Our study included 235 patients treated with HFNC (Figure 1). The median age was 70 years (62–79) with 58.3% of males. Hypertension was the most common comorbidity, observed in 67.7%, with 10.6% smokers. The group of patients without the progression of respiratory failure were significantly older [72 years (61–84) vs. 70 (63–75), respectively, p = 0.022]. There were no significant differences in the prevalence of comorbidities between the two groups, nor were there any significant differences regarding vaccination status. Table 1 provides an overview of the baseline characteristics of the patients at hospital admission. There were also no significant differences in admission parameters between groups as shown in Table 2.

FIGURE 1

Figure 1. Flow chart of patient selection. NIV, Non-Invasive Ventilation; HFNC, High Flow Nasal Cannula; MV, Mechanical Ventilation; HDU, High Dependency Unit; ICU, Intensive Care Unit.

TABLE 1

Table 1. Patients’ characteristics at the admission.

TABLE 2

Table 2. Admission parameters.

3.2. Intrahospital events and treatment measures

Among the patients included in the study, 18.7% acquired intrahospital infections during their hospital stay. The incidence of intrahospital infections was significantly higher in the group of patients who required non-invasive ventilation or mechanical ventilation [30 (26.5%) vs. 14 (11.5%) p = 0.003]. Specifically, patients in this group had a higher prevalence of urinary tract infections [16 (14.2%) vs. 3 (2.5%), p = 0.001] and intrahospital pneumonia was exclusively observed in this group [18 (15.9), p < 0.001] (Table 3).
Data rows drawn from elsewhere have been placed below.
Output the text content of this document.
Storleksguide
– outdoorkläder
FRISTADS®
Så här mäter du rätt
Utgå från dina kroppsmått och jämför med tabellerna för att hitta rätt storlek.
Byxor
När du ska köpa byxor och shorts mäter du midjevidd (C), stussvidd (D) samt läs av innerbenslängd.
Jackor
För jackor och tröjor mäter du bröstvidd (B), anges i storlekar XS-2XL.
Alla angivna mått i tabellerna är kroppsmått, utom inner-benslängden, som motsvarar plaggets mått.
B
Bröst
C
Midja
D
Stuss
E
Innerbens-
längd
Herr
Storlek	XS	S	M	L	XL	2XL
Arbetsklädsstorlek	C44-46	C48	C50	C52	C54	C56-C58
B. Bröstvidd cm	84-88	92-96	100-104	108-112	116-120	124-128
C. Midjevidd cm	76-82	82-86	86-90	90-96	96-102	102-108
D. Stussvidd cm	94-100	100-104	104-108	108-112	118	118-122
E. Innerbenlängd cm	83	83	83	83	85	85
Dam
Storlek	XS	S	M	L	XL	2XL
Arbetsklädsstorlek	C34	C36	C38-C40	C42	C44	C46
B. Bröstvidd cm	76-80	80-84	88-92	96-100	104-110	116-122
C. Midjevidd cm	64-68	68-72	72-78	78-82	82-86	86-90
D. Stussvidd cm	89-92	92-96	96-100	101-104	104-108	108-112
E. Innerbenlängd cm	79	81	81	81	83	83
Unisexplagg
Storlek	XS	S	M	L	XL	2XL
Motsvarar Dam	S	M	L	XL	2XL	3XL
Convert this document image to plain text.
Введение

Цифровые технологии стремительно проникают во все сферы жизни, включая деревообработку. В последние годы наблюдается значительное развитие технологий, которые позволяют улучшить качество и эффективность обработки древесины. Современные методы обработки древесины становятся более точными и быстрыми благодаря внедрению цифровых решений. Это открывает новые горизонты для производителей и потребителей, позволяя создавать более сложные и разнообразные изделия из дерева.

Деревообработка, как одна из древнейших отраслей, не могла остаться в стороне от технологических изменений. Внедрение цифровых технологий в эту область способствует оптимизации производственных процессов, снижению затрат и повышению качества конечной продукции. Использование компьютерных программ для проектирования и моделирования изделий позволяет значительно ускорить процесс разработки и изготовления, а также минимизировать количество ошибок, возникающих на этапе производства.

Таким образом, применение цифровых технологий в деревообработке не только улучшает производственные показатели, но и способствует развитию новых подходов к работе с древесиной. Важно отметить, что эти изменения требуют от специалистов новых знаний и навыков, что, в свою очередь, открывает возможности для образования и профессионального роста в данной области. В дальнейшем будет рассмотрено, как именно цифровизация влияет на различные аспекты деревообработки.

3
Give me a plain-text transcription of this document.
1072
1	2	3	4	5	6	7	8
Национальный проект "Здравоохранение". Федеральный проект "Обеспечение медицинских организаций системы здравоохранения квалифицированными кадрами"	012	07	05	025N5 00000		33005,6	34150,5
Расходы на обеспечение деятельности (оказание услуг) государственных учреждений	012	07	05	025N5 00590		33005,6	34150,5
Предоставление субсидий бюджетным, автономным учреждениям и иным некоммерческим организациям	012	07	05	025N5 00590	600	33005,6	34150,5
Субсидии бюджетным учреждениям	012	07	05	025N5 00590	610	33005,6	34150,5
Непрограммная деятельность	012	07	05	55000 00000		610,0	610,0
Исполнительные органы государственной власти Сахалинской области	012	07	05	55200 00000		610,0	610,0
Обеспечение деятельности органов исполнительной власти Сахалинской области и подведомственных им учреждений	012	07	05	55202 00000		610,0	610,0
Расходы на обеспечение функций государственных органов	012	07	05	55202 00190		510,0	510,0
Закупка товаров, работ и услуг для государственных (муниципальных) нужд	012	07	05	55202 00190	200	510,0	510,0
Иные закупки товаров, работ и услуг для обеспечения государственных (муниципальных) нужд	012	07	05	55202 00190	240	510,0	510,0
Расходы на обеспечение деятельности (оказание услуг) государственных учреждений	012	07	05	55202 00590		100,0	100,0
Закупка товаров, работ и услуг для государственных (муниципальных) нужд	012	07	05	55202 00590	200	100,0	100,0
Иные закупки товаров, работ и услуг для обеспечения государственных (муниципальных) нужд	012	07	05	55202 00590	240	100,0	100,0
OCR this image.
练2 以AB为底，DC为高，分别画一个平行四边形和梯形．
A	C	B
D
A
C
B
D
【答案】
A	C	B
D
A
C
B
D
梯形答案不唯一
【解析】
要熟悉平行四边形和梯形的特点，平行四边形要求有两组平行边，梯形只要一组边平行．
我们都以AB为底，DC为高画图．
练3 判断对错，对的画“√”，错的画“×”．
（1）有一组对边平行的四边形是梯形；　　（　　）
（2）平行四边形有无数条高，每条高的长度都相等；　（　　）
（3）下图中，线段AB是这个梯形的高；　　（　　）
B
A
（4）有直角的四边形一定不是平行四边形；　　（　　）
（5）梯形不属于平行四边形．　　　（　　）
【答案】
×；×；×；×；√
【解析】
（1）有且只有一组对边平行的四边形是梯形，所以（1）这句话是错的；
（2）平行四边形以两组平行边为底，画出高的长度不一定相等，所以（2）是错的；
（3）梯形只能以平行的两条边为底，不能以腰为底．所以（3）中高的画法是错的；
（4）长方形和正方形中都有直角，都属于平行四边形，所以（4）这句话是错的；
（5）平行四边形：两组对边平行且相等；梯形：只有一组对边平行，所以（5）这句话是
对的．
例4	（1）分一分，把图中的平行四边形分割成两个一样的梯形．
There were no significant differences between the two groups in terms of corticosteroid therapy, the use of baricitinib, or the occurrence of pulmonary thromboembolism, pneumothorax, and pneumomediastinum (Table 4).

TABLE 3

Table 3. Intrahospital infections.

TABLE 4

Table 4. Treatment and complications.

3.3. Clinical course and outcomes

Patients who were transferred to the ICU did not exhibit a significant change in CRP and PCT levels. However, significant increases were observed in D-dimer, NLR, and NEWS2 values. Additionally, there was a significant decrease in SaO₂/FiO₂ ratio, reflecting worsening oxygenation. The median ROX score at the ICU transfer was 3.40 (2.80–4.55) as shown in Table 5.

TABLE 5

Table 5. Laboratory parameters’ progression in the ICU group.

3.3.1. Primary outcome

HFNC failure was observed in 113 patients (48%) with 96 of them (85%) initially receiving noninvasive ventilation. Among the participants who initially received noninvasive ventilation, 75 of them (78%) required subsequent mechanical ventilation. Patients that were placed in the ICU received HFNC oxygen therapy for the significantly shorter amount of time (2 days vs. 12 days, p < 0.001).

3.3.2. Secondary outcome

Regarding the secondary outcome, which was observed in 164 patients (70%), a significantly higher mortality rate was reported in the ICU compared to the HDU group [102 (90%) vs. 62 (51%), p < 0.001]. The length of hospital stay did not differ significantly between the two groups as shown in Table 6. The HDU group exhibited a significantly better survival compared to the ICU group, with a hazard ratio (HR) of 0.56 (95% CI 0.40–0.77, p < 0.001), as demonstrated in Figure 2.

TABLE 6

Table 6. Clinical course and outcomes.

FIGURE 2

Figure 2. Kaplan–Meier estimate of survival of High Flow Nasal Cannula (HFNC) treated patients stratified by the primary outcome. HDU, High Dependency Unit; ICU, Intensive Care Unit.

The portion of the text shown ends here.